Post Office Monopoly

The post had either broken even or generated small surpluses until its expansion in the 1820s, when it generally began to report progressively greater losses. By 1844, the department was losing so much business to competitors that a reluctant Congress, fearing the political consequences of either cutting mail service or paying to support it, was forced to act, despite southern politicians’ suspicion of costly federal schemes that called for tax increases and strengthened Washington’s hand. As it is wont to do in such situations, Congress created a special commission to assess the crisis and make recommendations for fixing it. This group of experts took the high road, concluding that the post had not been created to generate revenue but for “elevating our people in the scale of civilization and bringing them together in patriotic affection,” as well as to “render the citizen worthy, by proper knowledge and enlightenment, of his important privileges as a sovereign constituent of his government.” Accordingly, starting with the Post Office Act of 1845 and continuing through 1851, Congress passed a series of reforms that would stimulate the full flowering of what the historian Wayne Fuller called “the people’s post office.”

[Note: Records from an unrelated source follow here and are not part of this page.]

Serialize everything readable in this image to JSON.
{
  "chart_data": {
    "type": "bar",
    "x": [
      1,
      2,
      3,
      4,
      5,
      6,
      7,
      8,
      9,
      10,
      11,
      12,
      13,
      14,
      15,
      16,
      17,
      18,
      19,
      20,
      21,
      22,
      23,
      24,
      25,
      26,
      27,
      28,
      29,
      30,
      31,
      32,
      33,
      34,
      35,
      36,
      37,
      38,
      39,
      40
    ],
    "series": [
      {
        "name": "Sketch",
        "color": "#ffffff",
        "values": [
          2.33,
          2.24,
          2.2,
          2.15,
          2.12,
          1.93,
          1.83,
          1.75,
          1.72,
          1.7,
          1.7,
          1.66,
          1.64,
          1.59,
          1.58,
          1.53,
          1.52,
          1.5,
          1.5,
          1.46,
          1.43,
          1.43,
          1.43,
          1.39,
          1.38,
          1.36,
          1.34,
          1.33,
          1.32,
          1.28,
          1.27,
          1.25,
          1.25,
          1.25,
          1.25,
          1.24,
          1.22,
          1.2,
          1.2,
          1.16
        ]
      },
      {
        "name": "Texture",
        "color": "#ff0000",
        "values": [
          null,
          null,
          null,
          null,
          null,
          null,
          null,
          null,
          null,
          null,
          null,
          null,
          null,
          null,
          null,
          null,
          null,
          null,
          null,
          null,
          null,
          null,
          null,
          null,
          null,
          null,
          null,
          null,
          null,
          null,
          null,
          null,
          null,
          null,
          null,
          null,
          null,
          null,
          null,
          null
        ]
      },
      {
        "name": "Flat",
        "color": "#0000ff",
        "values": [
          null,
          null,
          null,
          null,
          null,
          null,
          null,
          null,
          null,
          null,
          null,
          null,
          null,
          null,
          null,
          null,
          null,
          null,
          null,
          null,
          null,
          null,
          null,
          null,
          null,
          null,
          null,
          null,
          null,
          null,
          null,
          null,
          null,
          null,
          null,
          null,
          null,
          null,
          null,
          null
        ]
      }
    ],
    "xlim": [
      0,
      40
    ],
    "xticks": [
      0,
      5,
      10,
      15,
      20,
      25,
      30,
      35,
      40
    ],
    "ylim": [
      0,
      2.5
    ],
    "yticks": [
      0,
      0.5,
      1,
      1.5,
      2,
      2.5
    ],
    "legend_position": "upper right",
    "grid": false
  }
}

The government finally abandoned the hoary principle that the post must support itself, even as it was extending all the way to the Pacific. The institution was explicitly defined as a public service that, like the military, deserved financial support, and after the Post Office Act of 1851 deficits would be accepted as a matter of course. Congress shored up the post’s finances in other important ways, especially by passing legislation that reinforced its poorly defended monopoly. Known as the Private Express Statutes, these laws made it a crime for other carriers to transport mail in places served by the post, which soon put the independent competitors out of business.